Für Karl Marx repräsentierten die Juden die hässlichen Seiten des Kapitalismus, weshalb "die Judenemanzipation in ihrer letzten Bedeutung (...) die Emanzipation der Menschheit vom Judentum" sei. Das schrieb Karl Marx im jugendlichen Alter von vierundzwanzig Jahren in seiner bekannten Schrift "Zur Judenfrage", über die bis heute unter den Linken gestritten wird, ob sie antisemitisch sei oder nicht. Der weniger militant formulierende Friedrich Engels bewunderte dagegen die Tatkraft und den Edelmut der Juden.
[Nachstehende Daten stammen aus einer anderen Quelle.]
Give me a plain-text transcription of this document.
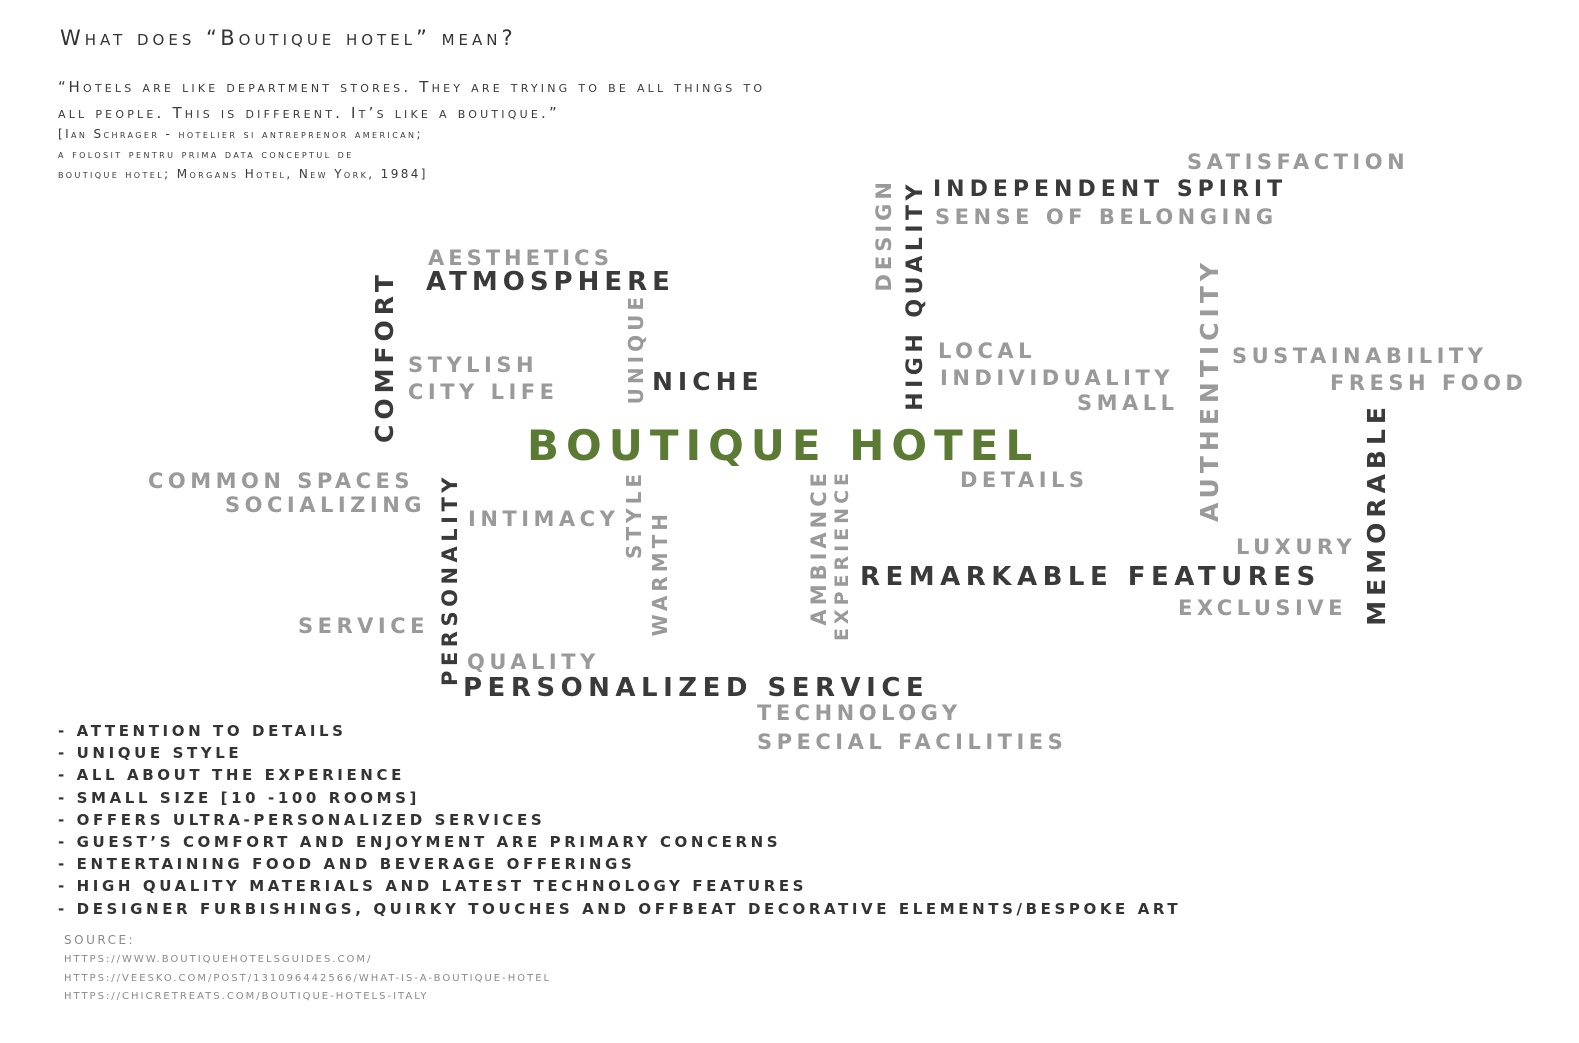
What does “Boutique hotel” mean?
“Hotels are like department stores. They are trying to be all things to
all people. This is different. It’s like a boutique.”
[Ian Schrager - hotelier si antreprenor american;
a folosit pentru prima data conceptul de
boutique hotel; Morgans Hotel, New York, 1984]
BOUTIQUE HOTEL
AESTHETICS
ATMOSPHERE
COMFORT STYLISH
CITY LIFE	UNIQUE NICHE
DESIGN HIGH QUALITY INDEPENDENT SPIRIT
SENSE OF BELONGING
SATISFACTION
LOCAL
INDIVIDUALITY
SMALL AUTHENTICITY SUSTAINABILITY
FRESH FOOD
MEMORABLE
COMMON SPACES
SOCIALIZING PERSONALITY INTIMACY STYLE WARMTH	AMBIANCE EXPERIENCE	DETAILS
LUXURY
REMARKABLE FEATURES
EXCLUSIVE
SERVICE
QUALITY
PERSONALIZED SERVICE
TECHNOLOGY
SPECIAL FACILITIES
- ATTENTION TO DETAILS
- UNIQUE STYLE
- ALL ABOUT THE EXPERIENCE
- SMALL SIZE [10 -100 ROOMS]
- OFFERS ULTRA-PERSONALIZED SERVICES
- GUEST’S COMFORT AND ENJOYMENT ARE PRIMARY CONCERNS
- ENTERTAINING FOOD AND BEVERAGE OFFERINGS
- HIGH QUALITY MATERIALS AND LATEST TECHNOLOGY FEATURES
- DESIGNER FURBISHINGS, QUIRKY TOUCHES AND OFFBEAT DECORATIVE ELEMENTS/BESPOKE ART
SOURCE:
HTTPS://WWW.BOUTIQUEHOTELSGUIDES.COM/
HTTPS://VEESKO.COM/POST/131096442566/WHAT-IS-A-BOUTIQUE-HOTEL
HTTPS://CHICRETREATS.COM/BOUTIQUE-HOTELS-ITALY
Der Führer der deutschen Sozialdemokratie August Bebel prägte das Diktum, der Antisemitismus sei der Sozialismus der dummen Kerle, womit er schon Ende des neunzehnten Jahrhunderts prophetisch die antisemitische Entartung sozialistischer Ideen anprangerte.
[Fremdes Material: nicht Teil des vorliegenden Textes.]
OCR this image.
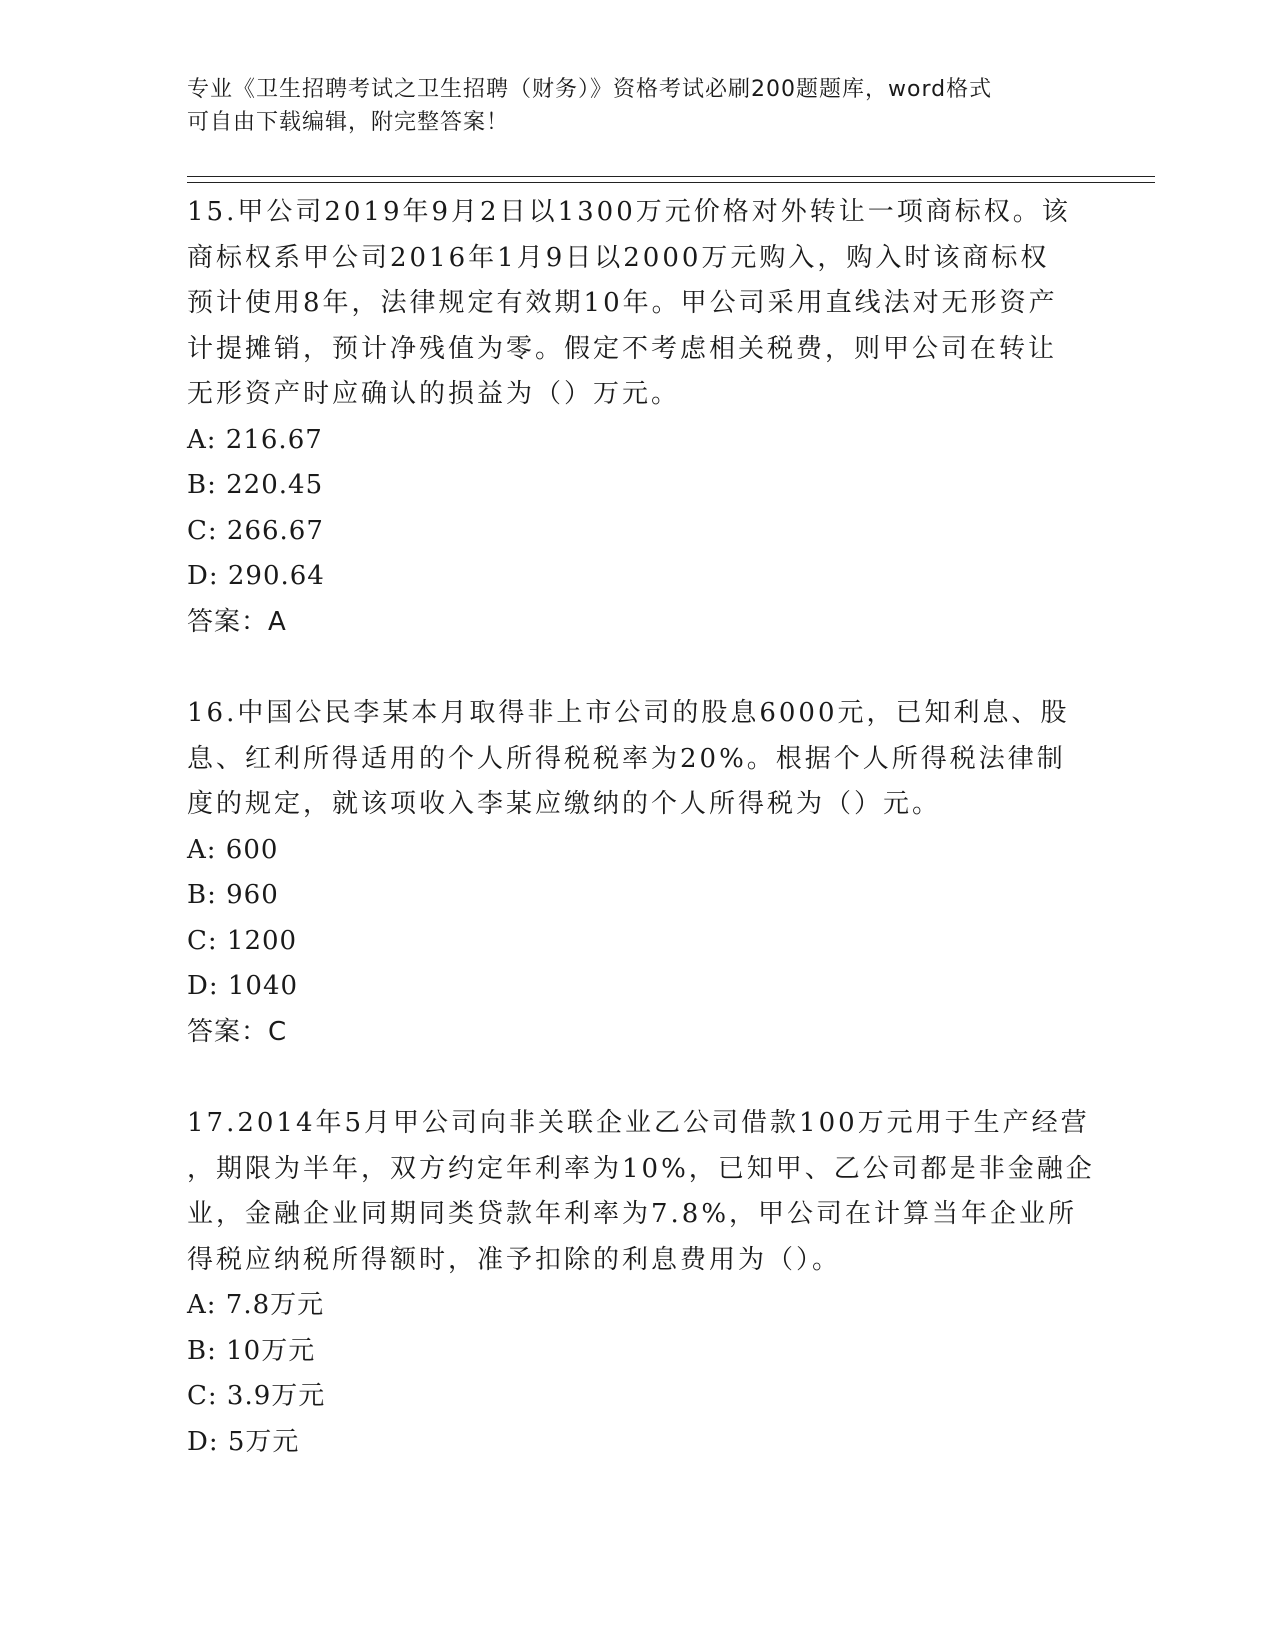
专业《卫生招聘考试之卫生招聘（财务）》资格考试必刷200题题库，word格式
可自由下载编辑，附完整答案！
15.甲公司2019年9月2日以1300万元价格对外转让一项商标权。该
商标权系甲公司2016年1月9日以2000万元购入，购入时该商标权
预计使用8年，法律规定有效期10年。甲公司采用直线法对无形资产
计提摊销，预计净残值为零。假定不考虑相关税费，则甲公司在转让
无形资产时应确认的损益为（）万元。
A: 216.67
B: 220.45
C: 266.67
D: 290.64
答案：A
16.中国公民李某本月取得非上市公司的股息6000元，已知利息、股
息、红利所得适用的个人所得税税率为20%。根据个人所得税法律制
度的规定，就该项收入李某应缴纳的个人所得税为（）元。
A: 600
B: 960
C: 1200
D: 1040
答案：C
17.2014年5月甲公司向非关联企业乙公司借款100万元用于生产经营
，期限为半年，双方约定年利率为10%，已知甲、乙公司都是非金融企
业，金融企业同期同类贷款年利率为7.8%，甲公司在计算当年企业所
得税应纳税所得额时，准予扣除的利息费用为（）。
A: 7.8万元
B: 10万元
C: 3.9万元
D: 5万元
Die Haltung der Sozialisten zum Judentum und zu den Juden war von Beginn an sehr differenziert und widersprüchlich. Vom radikalen Flügel der Sozialisten, den Kommunisten, wurde der Zionismus schon vor dem Zweiten Weltkrieg als eine jüdische Variante des bürgerlichen Nationalismus verworfen und bekämpft. Daran änderte auch der Holocaust nichts. Wenige Jahre nach dem Zweiten Weltkrieg ließ die sowjetische Geopolitik die arabischen Staaten von rückständigen Feudalstaaten zu Verbündeten im Kampf gegen den westlichen "Imperialismus" mutieren, wobei zugleich Israel vom hoffungsvollen sozialistischen Verbündeten zum verachtungswürdigen Lakaien des "amerikanischen Imperialismus" degradiert wurde. Diese stalinistische ideologische Schablone ist in weiten Kreisen der Linken bis heute verbindlich und milieuprägend geblieben.
In der DDR der fünfziger Jahre gerieten Juden, die sich als Angehörige des jüdischen Volkes verstanden, in einen Konflikt mit der SED-Parteilinie, auch wenn sie ansonsten als treue Kommunisten galten. Denn wer ein Jude war definierte die Parteiführung, und sie betrachtete Juden ausschließlich als Bekenner jüdischen Glaubens. Im Gegensatz dazu galten in Polen auch den Kommunisten die Juden als Angehörige der jüdischen nationalen Minderheit. Und sie wurden, besonders 1968, von Führern der polnischen kommunistischen Partei auch dann als Juden betrachtet, wenn sie sich selbst als Polen definierten und keinerlei Verbindung mit der jüdischen Religion und der jüdischen Tradition hatten. Menschen "jüdischer Herkunft" wurden in Polen, auch gegen ihren Willen, als Juden angesehen und als solche 1968 von der Partei und Regierung aus dem Land gejagt.